A MYSTERY prankster has tinkered with the Edinburgh Trams’ logo to create a more “honest” design amid plans to blanket the city with the re-branded insignia.
Tram stops are set to be plastered with stickers of the redrawn logo which reduces the original interconnecting route map design to a single line – a parody on the heavily culled tram network.
The simplified design already features on various lamp-posts across the city but it is understood Leith – the land of the promised trams – can expect to be carpeted by sticker vandals.
Explaining his work, the shadowy designer writes: “So, the Edinburgh trams logo graphic suggests a system or network of lines intersecting.
“I’ve done them a new one that more accurately reflects the single line we’ve ended up with [that doesn’t quite make it all the way across].” The original logo was developed by Edinburgh-based digital firm Whitespace, which spearheaded designs for Tennent’s Lager, Highland Spring and the Royal Bank of Scotland.
John Hein, chair of Leith Central Community Council, said the mock logo had been peppered across the city ahead of the official launch of the £776 million network on Saturday.
And he understands a consignment of stickers have even made their way to Bristol following a request.
Mr Hein said: “I’m afraid it’s a more suitable, honest and more accurate logo for the tram project. Edinburgh people have a sense of humour and will probably take this to their heart instead of crying when they see the holes in the road.
“There could maybe be another wee circle in the middle to signify St Andrew Square.”
And he added: “The tragedy of the whole tram saga is we wanted three lines and we’re now getting half of one.
“It will be nice if it does eventually get to the other side of the city. We in the community council know how the people of Leith have suffered and how the businesses have suffered to no avail.
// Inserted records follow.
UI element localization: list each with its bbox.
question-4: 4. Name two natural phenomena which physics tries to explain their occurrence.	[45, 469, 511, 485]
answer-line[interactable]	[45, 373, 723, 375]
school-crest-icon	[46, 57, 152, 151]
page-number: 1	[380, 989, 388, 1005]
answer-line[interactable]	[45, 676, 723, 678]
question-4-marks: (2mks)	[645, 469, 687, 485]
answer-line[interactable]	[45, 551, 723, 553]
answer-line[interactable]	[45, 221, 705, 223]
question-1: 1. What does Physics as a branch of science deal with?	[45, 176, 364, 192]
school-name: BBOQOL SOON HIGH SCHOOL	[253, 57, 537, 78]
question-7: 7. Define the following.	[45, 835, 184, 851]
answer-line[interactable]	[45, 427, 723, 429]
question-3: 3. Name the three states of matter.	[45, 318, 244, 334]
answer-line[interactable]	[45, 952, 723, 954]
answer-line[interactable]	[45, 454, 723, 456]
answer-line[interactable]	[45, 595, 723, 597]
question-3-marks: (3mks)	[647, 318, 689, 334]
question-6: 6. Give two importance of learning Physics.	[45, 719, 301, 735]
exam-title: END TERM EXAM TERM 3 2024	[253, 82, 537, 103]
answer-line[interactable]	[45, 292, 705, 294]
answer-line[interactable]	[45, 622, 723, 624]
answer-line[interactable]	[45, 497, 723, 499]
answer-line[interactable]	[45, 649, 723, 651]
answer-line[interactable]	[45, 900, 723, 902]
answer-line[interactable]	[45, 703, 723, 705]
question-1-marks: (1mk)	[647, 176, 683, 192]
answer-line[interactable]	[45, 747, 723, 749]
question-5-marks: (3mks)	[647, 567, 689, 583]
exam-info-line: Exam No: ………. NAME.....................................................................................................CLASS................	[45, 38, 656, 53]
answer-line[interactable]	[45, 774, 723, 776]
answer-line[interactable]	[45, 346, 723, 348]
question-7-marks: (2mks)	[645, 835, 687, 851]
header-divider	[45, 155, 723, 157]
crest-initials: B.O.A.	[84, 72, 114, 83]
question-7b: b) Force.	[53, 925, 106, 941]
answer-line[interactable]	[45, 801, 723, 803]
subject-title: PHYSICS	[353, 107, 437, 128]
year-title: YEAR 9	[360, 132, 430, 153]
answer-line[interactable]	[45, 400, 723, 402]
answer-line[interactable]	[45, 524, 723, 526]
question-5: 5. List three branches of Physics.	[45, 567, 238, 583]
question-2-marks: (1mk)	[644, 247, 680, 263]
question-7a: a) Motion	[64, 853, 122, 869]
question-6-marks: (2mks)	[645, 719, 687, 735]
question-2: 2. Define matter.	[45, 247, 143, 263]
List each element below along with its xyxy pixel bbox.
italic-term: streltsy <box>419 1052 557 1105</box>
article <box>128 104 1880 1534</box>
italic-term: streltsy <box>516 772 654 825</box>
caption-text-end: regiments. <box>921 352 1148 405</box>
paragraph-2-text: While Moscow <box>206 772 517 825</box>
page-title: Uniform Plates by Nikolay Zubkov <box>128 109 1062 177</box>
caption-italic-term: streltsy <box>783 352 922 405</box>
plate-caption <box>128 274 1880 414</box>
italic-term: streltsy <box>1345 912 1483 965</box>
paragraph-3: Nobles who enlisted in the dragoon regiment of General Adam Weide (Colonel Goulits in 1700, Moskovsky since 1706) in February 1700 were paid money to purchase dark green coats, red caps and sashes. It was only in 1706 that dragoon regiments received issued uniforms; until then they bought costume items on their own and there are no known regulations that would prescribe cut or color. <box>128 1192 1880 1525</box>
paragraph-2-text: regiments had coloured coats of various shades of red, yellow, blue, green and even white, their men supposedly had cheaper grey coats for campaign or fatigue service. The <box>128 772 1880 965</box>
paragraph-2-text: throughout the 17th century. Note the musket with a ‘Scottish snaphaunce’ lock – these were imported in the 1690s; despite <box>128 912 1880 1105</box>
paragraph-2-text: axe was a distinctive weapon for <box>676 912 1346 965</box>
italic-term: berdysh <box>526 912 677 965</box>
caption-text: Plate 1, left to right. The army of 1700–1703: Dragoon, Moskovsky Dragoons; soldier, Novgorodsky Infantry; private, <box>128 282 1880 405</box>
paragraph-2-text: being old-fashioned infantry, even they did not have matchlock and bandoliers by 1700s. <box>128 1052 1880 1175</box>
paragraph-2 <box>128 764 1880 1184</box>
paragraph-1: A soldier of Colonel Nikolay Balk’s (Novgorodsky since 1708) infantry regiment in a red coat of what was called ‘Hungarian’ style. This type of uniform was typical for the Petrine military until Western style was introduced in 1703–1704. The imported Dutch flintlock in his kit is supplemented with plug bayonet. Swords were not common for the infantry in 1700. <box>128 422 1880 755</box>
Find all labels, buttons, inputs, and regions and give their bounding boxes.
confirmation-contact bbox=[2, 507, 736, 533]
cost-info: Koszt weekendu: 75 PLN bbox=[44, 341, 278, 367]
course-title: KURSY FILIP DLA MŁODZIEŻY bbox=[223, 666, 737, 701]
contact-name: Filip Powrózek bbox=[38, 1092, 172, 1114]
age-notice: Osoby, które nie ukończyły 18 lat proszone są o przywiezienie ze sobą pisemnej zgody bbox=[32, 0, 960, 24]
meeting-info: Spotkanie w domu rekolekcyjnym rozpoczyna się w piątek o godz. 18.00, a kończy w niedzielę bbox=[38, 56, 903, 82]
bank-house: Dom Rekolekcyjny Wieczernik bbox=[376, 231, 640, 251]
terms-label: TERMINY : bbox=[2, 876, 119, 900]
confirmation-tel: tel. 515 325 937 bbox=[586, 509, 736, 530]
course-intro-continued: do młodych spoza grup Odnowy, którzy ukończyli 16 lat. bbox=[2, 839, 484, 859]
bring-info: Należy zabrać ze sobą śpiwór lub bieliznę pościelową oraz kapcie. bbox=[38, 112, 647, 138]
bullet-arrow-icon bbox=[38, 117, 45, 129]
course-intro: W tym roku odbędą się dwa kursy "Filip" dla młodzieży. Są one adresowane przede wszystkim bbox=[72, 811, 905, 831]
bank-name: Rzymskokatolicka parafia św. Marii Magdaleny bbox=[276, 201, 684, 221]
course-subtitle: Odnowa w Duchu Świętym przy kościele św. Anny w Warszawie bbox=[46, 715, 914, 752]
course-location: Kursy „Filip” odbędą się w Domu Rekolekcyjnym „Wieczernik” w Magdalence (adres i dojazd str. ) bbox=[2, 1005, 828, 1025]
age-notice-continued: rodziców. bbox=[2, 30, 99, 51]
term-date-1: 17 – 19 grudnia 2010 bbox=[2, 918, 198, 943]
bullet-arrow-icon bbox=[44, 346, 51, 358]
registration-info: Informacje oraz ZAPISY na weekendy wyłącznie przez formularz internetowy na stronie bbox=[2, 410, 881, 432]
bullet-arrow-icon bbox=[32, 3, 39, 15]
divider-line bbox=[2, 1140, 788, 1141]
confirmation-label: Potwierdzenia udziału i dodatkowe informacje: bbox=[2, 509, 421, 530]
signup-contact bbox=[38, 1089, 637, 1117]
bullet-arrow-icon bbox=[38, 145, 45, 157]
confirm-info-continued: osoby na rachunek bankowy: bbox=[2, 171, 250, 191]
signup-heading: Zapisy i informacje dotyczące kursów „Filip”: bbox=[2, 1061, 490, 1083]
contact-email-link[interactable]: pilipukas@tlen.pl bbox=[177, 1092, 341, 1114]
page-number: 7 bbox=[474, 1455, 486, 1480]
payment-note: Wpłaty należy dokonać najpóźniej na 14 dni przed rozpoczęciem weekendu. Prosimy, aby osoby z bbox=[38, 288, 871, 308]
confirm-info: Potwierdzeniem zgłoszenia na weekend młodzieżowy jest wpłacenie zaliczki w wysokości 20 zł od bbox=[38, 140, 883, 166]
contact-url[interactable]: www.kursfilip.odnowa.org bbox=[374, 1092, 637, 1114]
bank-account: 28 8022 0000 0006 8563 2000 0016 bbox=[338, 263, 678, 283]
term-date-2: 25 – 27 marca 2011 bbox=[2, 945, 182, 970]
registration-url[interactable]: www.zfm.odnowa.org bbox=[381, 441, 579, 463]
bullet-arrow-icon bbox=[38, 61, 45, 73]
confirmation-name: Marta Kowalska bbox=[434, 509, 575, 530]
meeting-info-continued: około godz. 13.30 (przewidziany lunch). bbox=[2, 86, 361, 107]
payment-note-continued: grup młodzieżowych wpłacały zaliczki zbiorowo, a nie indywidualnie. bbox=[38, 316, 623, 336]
It is understood the entire branding process for the Edinburgh tram network cost around £80,000.
Logo expert Jeremy Boyes, a design director at city-based branding firm Graficsofa, said the new logo closely reflects what is now in place – “not very much”.
He said: “The original tram logo hoped to portray a flowing network, suggesting the city moving into the future.
“Perhaps it might be best to have a ‘broken line’ through the logo instead of a solid line, to give a visual representation of the broken nature of the project.”
A spokesman for Edinburgh Trams said: “We’re used to parody and satire but we can assure customers that there’ll be lots of trams running regularly along the line from Edinburgh Airport to York Place and we can’t wait until the service starts on Saturday.”
Original design represents a ‘strategic approach’
THE intersecting lines of the Edinburgh Tram logo represent the city’s move to integrated travel – bus and tram.
Dubbed a “bold new look” by tram chiefs, the design will be stamped, just below the driver’s window and along several carriages, on all 27 Capital trams. It has been billed as showcasing the “interchange terminals of passengers and the strategic approach of collaboration between modes of transport within the Transport for Edinburgh family”.
Leaflets, timetables and even Ridacards are expected to carry the new designs. The logos appear on the new travel shop being opened on Waverley Bridge. Madder – a deep reddish, purple colour – dominated in the logo in a nod to the historical palette of Lothian Buses fleet.